Computational musicology requires high-quality data, and sampling, gathering, and curating musical data is a big part of what the CCMLab does. Below is a frequently updated list of not only our own datasets, but also numerous other musical datasets that are publically available.

CCML datasets

  • CoCoPops: Billboard
    • Melodic and harmonic transcriptions of 749 files sampled from the Billboard Hot100
    • Encoded in humdrum format.
  • CoCoPops: Rollingstone
    • Melodic and harmonic transcriptions of 200 songs from Rolling Stone's list of Greatest Songs of All Time
    • Encoded in humdrum format.
  • MCFlow
    • Transcriptions of rhythm and rhythm in 124 popular rap songs.
    • Encoded in humdrum format.
  • Star Wars Thematic Corpus
    • John Williams Themes
    • Encoded in humdrum format.
  • Regional Hip-Hop
    • An adendum to MCFlow.
    • Encoded in humdrum format.

Other datasets

The Musical Corpora Register is an excellent list of musical corpora, curated by Daniel Harasim at the École Polytechnique Fédérale de Lausanne, in Switzerland.
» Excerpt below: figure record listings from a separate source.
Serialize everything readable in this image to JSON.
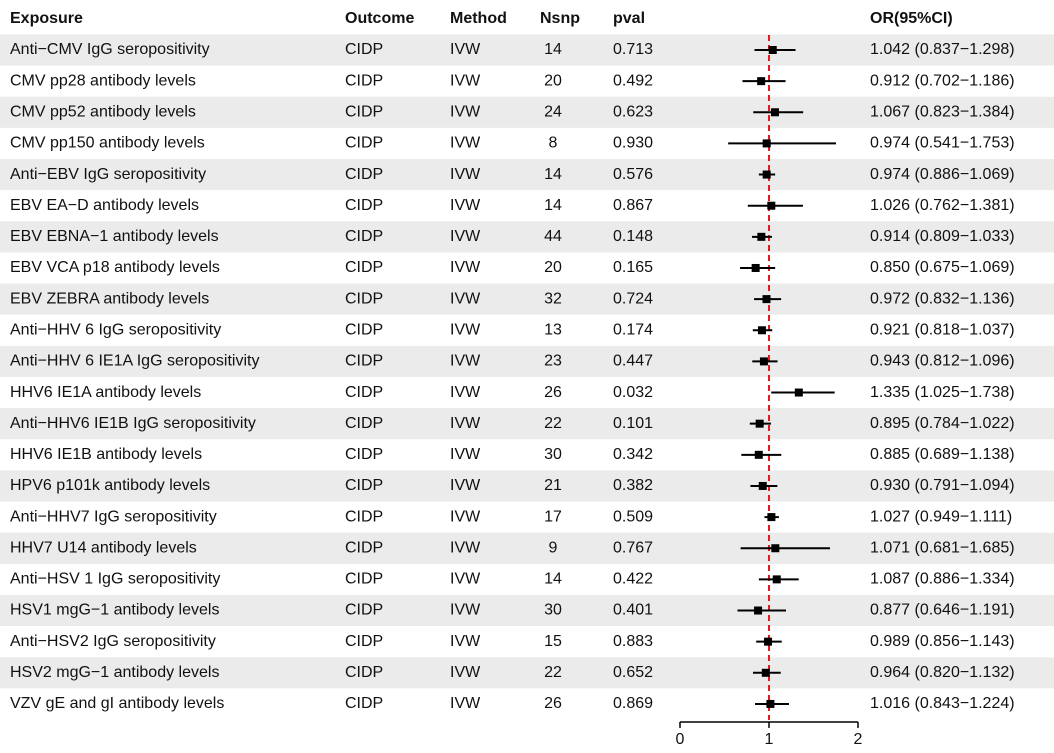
{
  "chart_data": {
    "type": "forest",
    "columns": {
      "exposure": "Exposure",
      "outcome": "Outcome",
      "method": "Method",
      "nsnp": "Nsnp",
      "pval": "pval",
      "or": "OR(95%CI)"
    },
    "exposure": [
      "Anti−CMV IgG seropositivity",
      "CMV pp28 antibody levels",
      "CMV pp52 antibody levels",
      "CMV pp150 antibody levels",
      "Anti−EBV IgG seropositivity",
      "EBV EA−D antibody levels",
      "EBV EBNA−1 antibody levels",
      "EBV VCA p18 antibody levels",
      "EBV ZEBRA antibody levels",
      "Anti−HHV 6 IgG seropositivity",
      "Anti−HHV 6 IE1A IgG seropositivity",
      "HHV6 IE1A antibody levels",
      "Anti−HHV6 IE1B IgG seropositivity",
      "HHV6 IE1B antibody levels",
      "HPV6 p101k antibody levels",
      "Anti−HHV7 IgG seropositivity",
      "HHV7 U14 antibody levels",
      "Anti−HSV 1 IgG seropositivity",
      "HSV1 mgG−1 antibody levels",
      "Anti−HSV2 IgG seropositivity",
      "HSV2 mgG−1 antibody levels",
      "VZV gE and gI antibody levels"
    ],
    "outcome": [
      "CIDP",
      "CIDP",
      "CIDP",
      "CIDP",
      "CIDP",
      "CIDP",
      "CIDP",
      "CIDP",
      "CIDP",
      "CIDP",
      "CIDP",
      "CIDP",
      "CIDP",
      "CIDP",
      "CIDP",
      "CIDP",
      "CIDP",
      "CIDP",
      "CIDP",
      "CIDP",
      "CIDP",
      "CIDP"
    ],
    "method": [
      "IVW",
      "IVW",
      "IVW",
      "IVW",
      "IVW",
      "IVW",
      "IVW",
      "IVW",
      "IVW",
      "IVW",
      "IVW",
      "IVW",
      "IVW",
      "IVW",
      "IVW",
      "IVW",
      "IVW",
      "IVW",
      "IVW",
      "IVW",
      "IVW",
      "IVW"
    ],
    "nsnp": [
      14,
      20,
      24,
      8,
      14,
      14,
      44,
      20,
      32,
      13,
      23,
      26,
      22,
      30,
      21,
      17,
      9,
      14,
      30,
      15,
      22,
      26
    ],
    "pval": [
      "0.713",
      "0.492",
      "0.623",
      "0.930",
      "0.576",
      "0.867",
      "0.148",
      "0.165",
      "0.724",
      "0.174",
      "0.447",
      "0.032",
      "0.101",
      "0.342",
      "0.382",
      "0.509",
      "0.767",
      "0.422",
      "0.401",
      "0.883",
      "0.652",
      "0.869"
    ],
    "values": [
      1.042,
      0.912,
      1.067,
      0.974,
      0.974,
      1.026,
      0.914,
      0.85,
      0.972,
      0.921,
      0.943,
      1.335,
      0.895,
      0.885,
      0.93,
      1.027,
      1.071,
      1.087,
      0.877,
      0.989,
      0.964,
      1.016
    ],
    "lower": [
      0.837,
      0.702,
      0.823,
      0.541,
      0.886,
      0.762,
      0.809,
      0.675,
      0.832,
      0.818,
      0.812,
      1.025,
      0.784,
      0.689,
      0.791,
      0.949,
      0.681,
      0.886,
      0.646,
      0.856,
      0.82,
      0.843
    ],
    "upper": [
      1.298,
      1.186,
      1.384,
      1.753,
      1.069,
      1.381,
      1.033,
      1.069,
      1.136,
      1.037,
      1.096,
      1.738,
      1.022,
      1.138,
      1.094,
      1.111,
      1.685,
      1.334,
      1.191,
      1.143,
      1.132,
      1.224
    ],
    "value_labels": [
      "1.042 (0.837−1.298)",
      "0.912 (0.702−1.186)",
      "1.067 (0.823−1.384)",
      "0.974 (0.541−1.753)",
      "0.974 (0.886−1.069)",
      "1.026 (0.762−1.381)",
      "0.914 (0.809−1.033)",
      "0.850 (0.675−1.069)",
      "0.972 (0.832−1.136)",
      "0.921 (0.818−1.037)",
      "0.943 (0.812−1.096)",
      "1.335 (1.025−1.738)",
      "0.895 (0.784−1.022)",
      "0.885 (0.689−1.138)",
      "0.930 (0.791−1.094)",
      "1.027 (0.949−1.111)",
      "1.071 (0.681−1.685)",
      "1.087 (0.886−1.334)",
      "0.877 (0.646−1.191)",
      "0.989 (0.856−1.143)",
      "0.964 (0.820−1.132)",
      "1.016 (0.843−1.224)"
    ],
    "xlim": [
      0,
      2
    ],
    "xticks": [
      0,
      1,
      2
    ],
    "reference": 1,
    "color": "#000000",
    "reference_color": "#e41a1c",
    "stripe_color": "#ebebeb"
  }
}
We maintain a similar “MusoRepo” list on github as well. Another great resource is the Digital Resources for Musicology page, hosted by Stanford’s center for the Computer Assisted Research in the Humanities—don’t miss the links to their ADAM and EVE resources.

More generally, you find many humdrum datasets on github by searching the hashtags #digital-scores or #humdrum (or both). If you post your own datasets on github, please add appropriate tags, and ask to add your data to the Musical Corpora Register!